Home > Uncategorized > The boy done good

The boy done good

I find few sports less enthralling than tennis. When I was young, it was different. The women’s game was more gentle, and genteel; there were no screamers. The men’s game was dominated by guys who won with skill rather than endurance, and Grand Slam five setters tended to be serve and volley affairs, determined  quickly, before the guys on court ran out of puff. I liked the era of Newcombe and Roache, and Nastase, and Connors, and Borg and even the Brat. I started to go off it when Pete Sampras retired, and would have ignored it completely when the peerless Federer started to be run down by the superfit Nadal and Djokovic, but for one man.

It’s not because he’s Scottish, it’s because for all his monotonous voice and his dolorous countenance,  there is an aura about Andy Murray that not even the great Roger can match. Until this summer he has played the role of the tragic hero, valiant but ultimately vanquished, very much like Camille Desmoulins, as depicted in Hilary Mantel’s magnificent French Revolution novel, A Place of Greater Safety, full of drive and passion, but with a tumbril waiting for him along the road. If you don’t believe me check out his portrait:

Until the Olympics, that is, when he was lifted by the national mood, to sweep aside the man who had crushed his hopes at Wimbledon a few weeks earlier and to seize the gold medal. As I watched him stand on top of the podium, then pose with the runners-up, I realised that something seismic had happened. The introspective, shy Andy had learned to smile in a different way, from the heart, rather than simply out of politeness.

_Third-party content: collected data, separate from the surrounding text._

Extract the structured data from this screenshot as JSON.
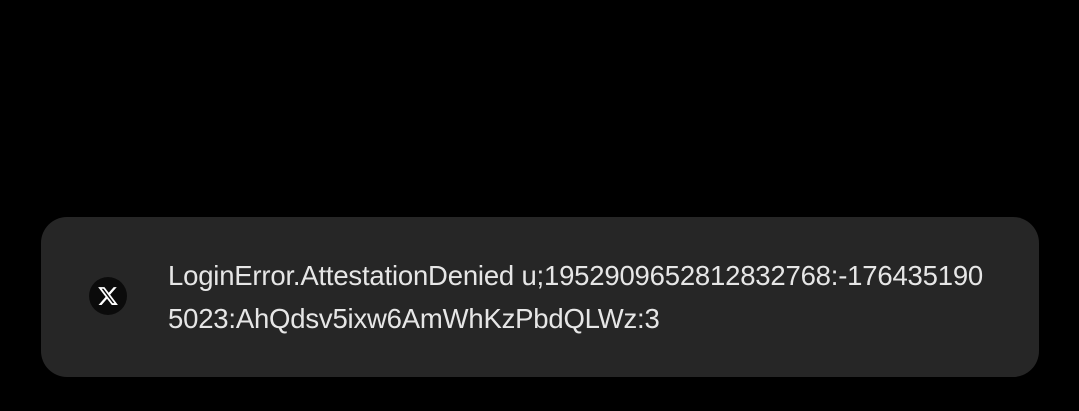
{
  "toast": {
    "app_icon": "x-logo-icon",
    "message": "LoginError.AttestationDenied u;1952909652812832768:-1764351905023:AhQdsv5ixw6AmWhKzPbdQLWz:3"
  },
  "colors": {
    "background": "#000000",
    "toast_background": "#262626",
    "text": "#e6e6e6",
    "icon_background": "#0b0b0b",
    "icon_glyph": "#ffffff"
  }
}
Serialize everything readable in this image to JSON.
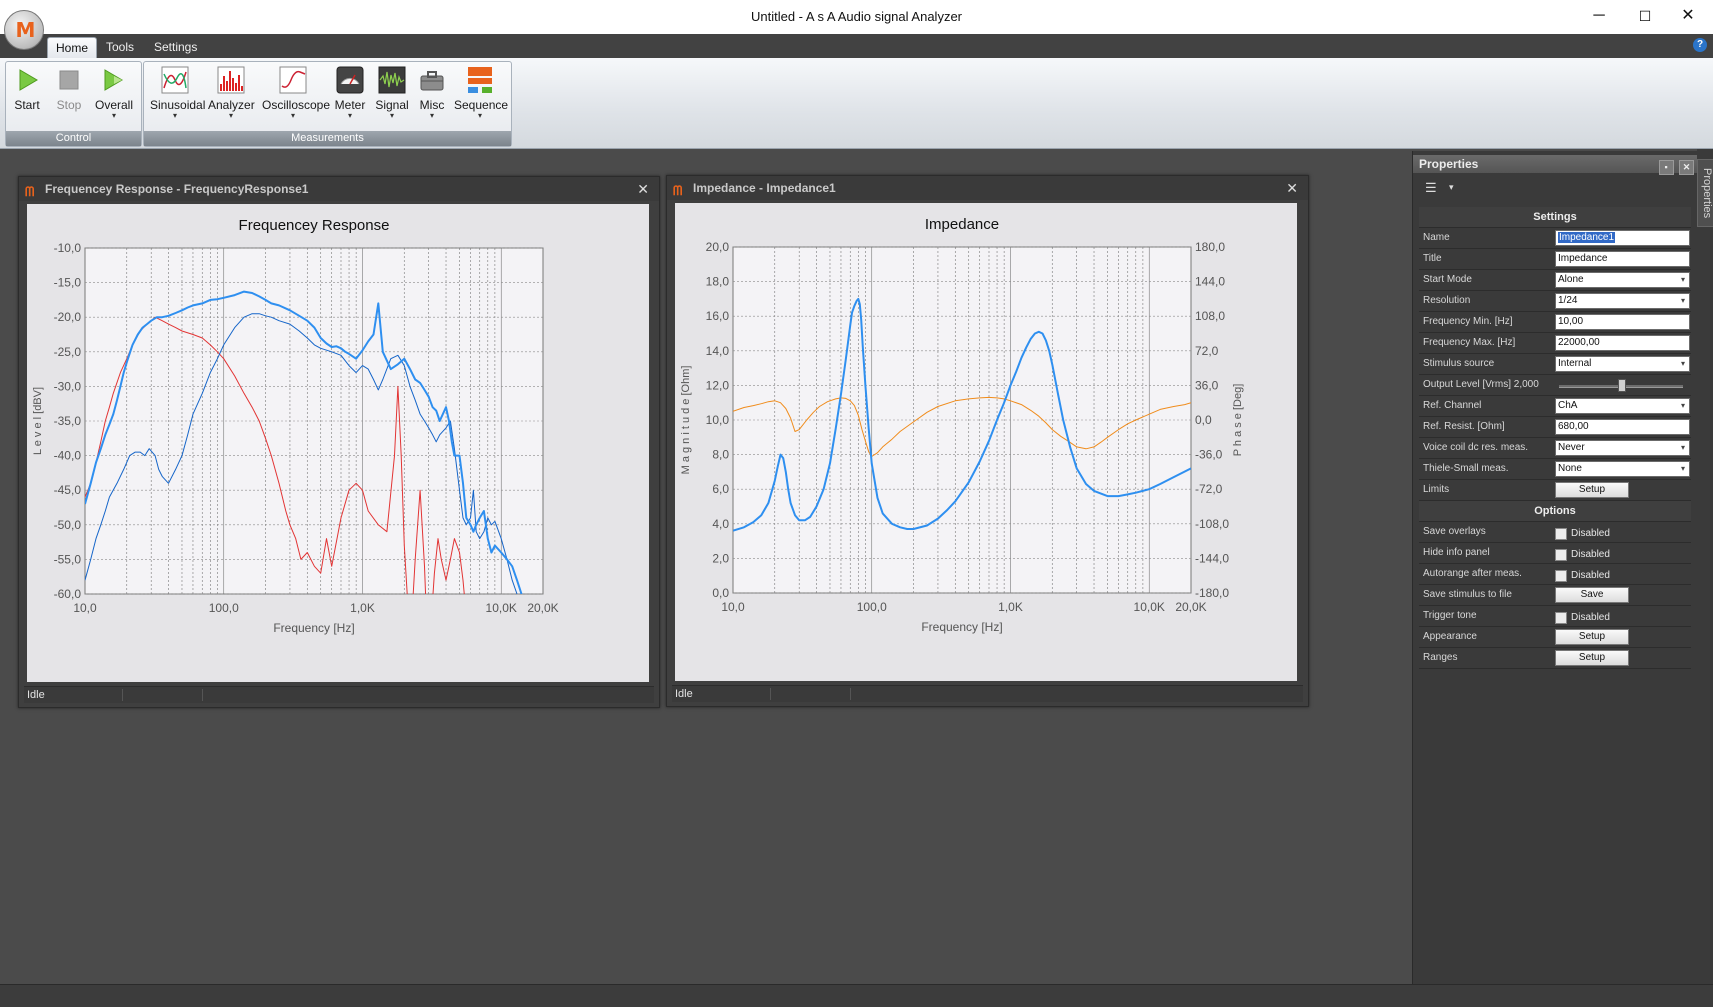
{
  "window": {
    "title": "Untitled - A s A  Audio signal Analyzer",
    "controls": {
      "minimize": "─",
      "maximize": "☐",
      "close": "✕"
    }
  },
  "app_logo": {
    "glyph": "M"
  },
  "tabs": [
    "Home",
    "Tools",
    "Settings"
  ],
  "active_tab": "Home",
  "help_glyph": "?",
  "ribbon": {
    "control": {
      "label": "Control",
      "buttons": [
        {
          "label": "Start",
          "icon": "play-icon",
          "enabled": true
        },
        {
          "label": "Stop",
          "icon": "stop-icon",
          "enabled": false
        },
        {
          "label": "Overall",
          "icon": "play-overall-icon",
          "enabled": true,
          "dropdown": "▾"
        }
      ]
    },
    "measurements": {
      "label": "Measurements",
      "buttons": [
        {
          "label": "Sinusoidal",
          "icon": "sinusoidal-icon",
          "dropdown": "▾"
        },
        {
          "label": "Analyzer",
          "icon": "analyzer-icon",
          "dropdown": "▾"
        },
        {
          "label": "Oscilloscope",
          "icon": "oscilloscope-icon",
          "dropdown": "▾"
        },
        {
          "label": "Meter",
          "icon": "meter-icon",
          "dropdown": "▾"
        },
        {
          "label": "Signal",
          "icon": "signal-icon",
          "dropdown": "▾"
        },
        {
          "label": "Misc",
          "icon": "toolbox-icon",
          "dropdown": "▾"
        },
        {
          "label": "Sequence",
          "icon": "sequence-icon",
          "dropdown": "▾"
        }
      ]
    }
  },
  "panels": {
    "freq": {
      "title": "Frequencey Response - FrequencyResponse1",
      "status": "Idle",
      "close": "✕"
    },
    "imp": {
      "title": "Impedance - Impedance1",
      "status": "Idle",
      "close": "✕"
    }
  },
  "chart_data": [
    {
      "type": "line",
      "title": "Frequencey Response",
      "xlabel": "Frequency [Hz]",
      "ylabel": "L e v e l  [dBV]",
      "x_scale": "log",
      "xlim": [
        10,
        20000
      ],
      "ylim": [
        -60,
        -10
      ],
      "x_tick_labels": [
        "10,0",
        "100,0",
        "1,0K",
        "10,0K",
        "20,0K"
      ],
      "x_ticks": [
        10,
        100,
        1000,
        10000,
        20000
      ],
      "y_tick_labels": [
        "-10,0",
        "-15,0",
        "-20,0",
        "-25,0",
        "-30,0",
        "-35,0",
        "-40,0",
        "-45,0",
        "-50,0",
        "-55,0",
        "-60,0"
      ],
      "y_ticks": [
        -10,
        -15,
        -20,
        -25,
        -30,
        -35,
        -40,
        -45,
        -50,
        -55,
        -60
      ],
      "grid": true,
      "series": [
        {
          "color": "#e23434",
          "width": 1,
          "x": [
            10,
            11,
            12,
            13,
            14,
            15,
            16,
            18,
            20,
            22,
            25,
            28,
            32,
            36,
            40,
            45,
            50,
            60,
            70,
            80,
            90,
            100,
            120,
            140,
            160,
            180,
            200,
            220,
            250,
            280,
            300,
            330,
            360,
            400,
            450,
            500,
            550,
            600,
            700,
            800,
            900,
            1000,
            1100,
            1300,
            1500,
            1700,
            1800,
            1900,
            2000,
            2100,
            2200,
            2400,
            2600,
            2800,
            3000,
            3100,
            3300,
            3500,
            3700,
            4000,
            4300,
            4600,
            5000,
            5300,
            5700,
            6000
          ],
          "y": [
            -46,
            -44,
            -41,
            -38,
            -35,
            -33,
            -31,
            -28,
            -26,
            -24,
            -22,
            -21,
            -20,
            -20.5,
            -21,
            -21.5,
            -22,
            -22.5,
            -23,
            -24,
            -25,
            -26,
            -28.5,
            -31,
            -33,
            -35,
            -37.5,
            -40,
            -44,
            -48,
            -50,
            -52,
            -55,
            -54,
            -56,
            -57,
            -52,
            -56,
            -49,
            -45,
            -44,
            -45,
            -48,
            -50,
            -51,
            -40,
            -30,
            -40,
            -53,
            -60,
            -68,
            -55,
            -45,
            -56,
            -72,
            -65,
            -57,
            -52,
            -55,
            -58,
            -55,
            -52,
            -54,
            -58,
            -65,
            -70
          ]
        },
        {
          "color": "#1565c9",
          "width": 1,
          "x": [
            10,
            11,
            12,
            13,
            14,
            15,
            17,
            19,
            21,
            23,
            25,
            27,
            29,
            32,
            34,
            36,
            40,
            45,
            50,
            55,
            60,
            70,
            80,
            90,
            100,
            120,
            140,
            160,
            180,
            200,
            220,
            250,
            300,
            350,
            400,
            450,
            500,
            600,
            700,
            800,
            900,
            1000,
            1100,
            1200,
            1300,
            1400,
            1600,
            1800,
            2000,
            2200,
            2400,
            2600,
            2800,
            3000,
            3200,
            3400,
            3600,
            4000,
            4300,
            4600,
            5000,
            5300,
            5600,
            6000,
            6300,
            6600,
            7000,
            7500,
            8000,
            8500,
            9000,
            10000,
            11000,
            12000,
            13000,
            14000
          ],
          "y": [
            -58,
            -55,
            -52,
            -50,
            -48,
            -46,
            -44,
            -42,
            -40,
            -39.5,
            -39.5,
            -40,
            -39,
            -40,
            -42,
            -43,
            -44,
            -42,
            -40,
            -37,
            -34,
            -31,
            -28,
            -26,
            -24,
            -21.5,
            -20,
            -19.5,
            -19.5,
            -19.8,
            -20,
            -20.5,
            -21,
            -22,
            -23,
            -24,
            -24.5,
            -25,
            -25.5,
            -27,
            -28,
            -27,
            -27.5,
            -29,
            -30.5,
            -29,
            -26,
            -25.5,
            -27,
            -30,
            -32,
            -34,
            -35,
            -36,
            -37,
            -38,
            -37,
            -36,
            -35,
            -39,
            -45,
            -49,
            -50,
            -49,
            -45,
            -51,
            -52,
            -51,
            -49,
            -50,
            -49.5,
            -52,
            -55,
            -58,
            -60,
            -61
          ]
        },
        {
          "color": "#2e8ff0",
          "width": 2,
          "x": [
            10,
            11,
            12,
            13,
            14,
            15,
            16,
            17,
            18,
            19,
            20,
            22,
            24,
            26,
            28,
            30,
            33,
            36,
            40,
            45,
            50,
            55,
            60,
            70,
            80,
            90,
            100,
            120,
            140,
            160,
            180,
            200,
            220,
            250,
            300,
            350,
            400,
            450,
            500,
            550,
            600,
            650,
            700,
            750,
            800,
            900,
            1000,
            1100,
            1200,
            1300,
            1400,
            1600,
            1800,
            2000,
            2200,
            2400,
            2600,
            2800,
            3000,
            3200,
            3400,
            3600,
            4000,
            4200,
            4400,
            4600,
            5000,
            5300,
            5600,
            6000,
            6300,
            6600,
            7000,
            7500,
            8000,
            8500,
            9000,
            10000,
            11000,
            12000,
            13000,
            14000
          ],
          "y": [
            -47,
            -44,
            -41,
            -39,
            -37,
            -35.5,
            -34,
            -32,
            -30,
            -28,
            -26.5,
            -24,
            -22.5,
            -21.5,
            -21,
            -20.5,
            -20,
            -20,
            -19.8,
            -19.4,
            -19,
            -18.6,
            -18.3,
            -18,
            -17.5,
            -17.4,
            -17.2,
            -16.8,
            -16.3,
            -16.5,
            -17,
            -17.5,
            -18,
            -18.3,
            -19,
            -19.8,
            -20.5,
            -21.5,
            -23,
            -23.8,
            -24.3,
            -24.2,
            -24.5,
            -25,
            -25.3,
            -26,
            -24.8,
            -23.5,
            -22.5,
            -18,
            -25,
            -27.5,
            -26.8,
            -26,
            -27.5,
            -29,
            -29.5,
            -30.5,
            -31.5,
            -33,
            -33.5,
            -35,
            -33,
            -35,
            -38,
            -40,
            -40,
            -44,
            -49,
            -50,
            -51,
            -50,
            -49,
            -48,
            -52,
            -54,
            -53,
            -54,
            -55,
            -56,
            -58,
            -60
          ]
        }
      ]
    },
    {
      "type": "line",
      "title": "Impedance",
      "xlabel": "Frequency [Hz]",
      "ylabel": "M a g n i t u d e  [Ohm]",
      "y2label": "P h a s e  [Deg]",
      "x_scale": "log",
      "xlim": [
        10,
        20000
      ],
      "ylim": [
        0,
        20
      ],
      "y2lim": [
        -180,
        180
      ],
      "x_tick_labels": [
        "10,0",
        "100,0",
        "1,0K",
        "10,0K",
        "20,0K"
      ],
      "x_ticks": [
        10,
        100,
        1000,
        10000,
        20000
      ],
      "y_tick_labels": [
        "20,0",
        "18,0",
        "16,0",
        "14,0",
        "12,0",
        "10,0",
        "8,0",
        "6,0",
        "4,0",
        "2,0",
        "0,0"
      ],
      "y_ticks": [
        20,
        18,
        16,
        14,
        12,
        10,
        8,
        6,
        4,
        2,
        0
      ],
      "y2_tick_labels": [
        "180,0",
        "144,0",
        "108,0",
        "72,0",
        "36,0",
        "0,0",
        "-36,0",
        "-72,0",
        "-108,0",
        "-144,0",
        "-180,0"
      ],
      "y2_ticks": [
        180,
        144,
        108,
        72,
        36,
        0,
        -36,
        -72,
        -108,
        -144,
        -180
      ],
      "grid": true,
      "series": [
        {
          "color": "#f08c1c",
          "axis": "y2",
          "width": 1,
          "x": [
            10,
            12,
            14,
            16,
            18,
            20,
            22,
            24,
            26,
            28,
            30,
            34,
            38,
            42,
            48,
            55,
            60,
            65,
            70,
            75,
            80,
            85,
            90,
            95,
            100,
            110,
            120,
            140,
            160,
            200,
            250,
            300,
            400,
            500,
            600,
            700,
            800,
            900,
            1000,
            1200,
            1400,
            1600,
            1800,
            2000,
            2300,
            2600,
            3000,
            3500,
            4000,
            4500,
            5000,
            6000,
            7000,
            8000,
            10000,
            12000,
            15000,
            18000,
            20000
          ],
          "y": [
            9,
            13,
            15,
            17,
            19,
            20,
            18,
            12,
            2,
            -12,
            -10,
            0,
            8,
            14,
            19,
            22,
            23,
            22.5,
            20,
            15,
            5,
            -10,
            -22,
            -33,
            -38,
            -34,
            -28,
            -20,
            -12,
            -2,
            8,
            14,
            20,
            22,
            23,
            23.5,
            23,
            22,
            20,
            16,
            10,
            4,
            -3,
            -10,
            -17,
            -22,
            -28,
            -30,
            -28,
            -23,
            -18,
            -10,
            -4,
            0,
            6,
            11,
            14,
            16,
            18
          ]
        },
        {
          "color": "#2e8ff0",
          "axis": "y",
          "width": 2,
          "x": [
            10,
            12,
            14,
            16,
            18,
            20,
            21,
            22,
            23,
            24,
            25,
            26,
            28,
            30,
            33,
            36,
            40,
            45,
            50,
            55,
            60,
            65,
            70,
            72,
            75,
            78,
            80,
            82,
            84,
            86,
            90,
            95,
            100,
            110,
            120,
            140,
            160,
            180,
            200,
            250,
            300,
            350,
            400,
            500,
            600,
            700,
            800,
            900,
            1000,
            1100,
            1200,
            1300,
            1400,
            1500,
            1600,
            1700,
            1800,
            1900,
            2000,
            2200,
            2400,
            2700,
            3000,
            3500,
            4000,
            5000,
            6000,
            7000,
            8000,
            10000,
            12000,
            15000,
            20000
          ],
          "y": [
            3.6,
            3.8,
            4.1,
            4.5,
            5.2,
            6.5,
            7.3,
            8,
            7.8,
            7,
            6,
            5.2,
            4.5,
            4.2,
            4.2,
            4.4,
            5,
            6,
            7.5,
            9.5,
            11.5,
            13.5,
            15.5,
            16.2,
            16.6,
            16.9,
            17,
            16.7,
            15.8,
            14.3,
            12,
            9.5,
            7.5,
            5.5,
            4.6,
            4,
            3.8,
            3.7,
            3.7,
            3.9,
            4.3,
            4.8,
            5.3,
            6.4,
            7.6,
            8.8,
            10,
            11,
            12,
            12.8,
            13.6,
            14.2,
            14.7,
            15,
            15.1,
            15,
            14.6,
            14,
            13.2,
            11.5,
            10,
            8.4,
            7.2,
            6.3,
            5.9,
            5.6,
            5.6,
            5.7,
            5.8,
            6,
            6.3,
            6.7,
            7.2
          ]
        }
      ]
    }
  ],
  "properties": {
    "header": "Properties",
    "header_btns": [
      "▪",
      "✕"
    ],
    "side_tab": "Properties",
    "toolbar_icon": "list-view-icon",
    "toolbar_glyph": "☰",
    "toolbar_dropdown": "▾",
    "settings_label": "Settings",
    "options_label": "Options",
    "settings": [
      {
        "name": "Name",
        "value": "Impedance1",
        "kind": "text-selected"
      },
      {
        "name": "Title",
        "value": "Impedance",
        "kind": "text"
      },
      {
        "name": "Start Mode",
        "value": "Alone",
        "kind": "select"
      },
      {
        "name": "Resolution",
        "value": "1/24",
        "kind": "select"
      },
      {
        "name": "Frequency Min. [Hz]",
        "value": "10,00",
        "kind": "text"
      },
      {
        "name": "Frequency Max. [Hz]",
        "value": "22000,00",
        "kind": "text"
      },
      {
        "name": "Stimulus source",
        "value": "Internal",
        "kind": "select"
      },
      {
        "name": "Output Level [Vrms] 2,000",
        "value": "",
        "kind": "slider",
        "level": 0.5
      },
      {
        "name": "Ref. Channel",
        "value": "ChA",
        "kind": "select"
      },
      {
        "name": "Ref. Resist. [Ohm]",
        "value": "680,00",
        "kind": "text"
      },
      {
        "name": "Voice coil dc res. meas.",
        "value": "Never",
        "kind": "select"
      },
      {
        "name": "Thiele-Small meas.",
        "value": "None",
        "kind": "select"
      },
      {
        "name": "Limits",
        "value": "Setup",
        "kind": "button"
      }
    ],
    "options": [
      {
        "name": "Save overlays",
        "value": "Disabled",
        "kind": "checkbox"
      },
      {
        "name": "Hide info panel",
        "value": "Disabled",
        "kind": "checkbox"
      },
      {
        "name": "Autorange after meas.",
        "value": "Disabled",
        "kind": "checkbox"
      },
      {
        "name": "Save stimulus to file",
        "value": "Save",
        "kind": "button"
      },
      {
        "name": "Trigger tone",
        "value": "Disabled",
        "kind": "checkbox"
      },
      {
        "name": "Appearance",
        "value": "Setup",
        "kind": "button"
      },
      {
        "name": "Ranges",
        "value": "Setup",
        "kind": "button"
      }
    ]
  },
  "select_caret": "▾"
}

The great Bob Monkhouse had a line about sincerity: ‘When you can fake that, you’ve cracked it.‘ You couldn’t fake the smile that Andy wore that day, not could you misunderstand its meaning. So far, within a few weeks, it’s carried him to his first Grand Slam. Within the next year, I suspect it will be seen after a couple more, and as he rises to the top of the world rankings.

Categories: Uncategorized
  1. Norah Rothwell
    September 12, 2012 at 12:04 pm

    Great result for Andy. Have been a supporter for a few years now and am so happy for him. Can only get better and better. Can’t wait for the Oz Open.

  2. September 12, 2012 at 12:12 pm

    Nadal might be back by then, if they can get his knee sorted.. He’s beaten Fed at Wimbledon, Djokovic in NYC. Rafa at the Rod Laver would make a nice hat-trick.

  3. Joy
    September 12, 2012 at 3:23 pm

    No longer the angry young man – is it Lendl’s influence or his girlfriend, or could it be that he has finally made peace with the English and is happy to now have the support of GB as a whole? He certainly was singing the National Anthem, which was an even bigger surprise than his win on Monday. Whatever, he has now grown up and I look forward to even greater success over the years.

  4. Alison
    September 12, 2012 at 5:37 pm

    I am a huge, huge Federer fan and am lamenting the fact that he is clearly on his way out. The game now is all about, as you say, the superfit, and there seems to be no place for rallies and the skilled placing of the ball – something the likes of Agassi could do to a hair’s breadth. I can admire Murray without particularly warming to him – he has fought and fought to get where he is – no mean feat in the generation that has spawned arguably three of the finest players ever in Federer, Nadal and Djokovic. He can certainly hold himself their equal now, and that is something to be hugely proud of. He has shown what real dedication and application can do and he should be held up as an example of what is possible.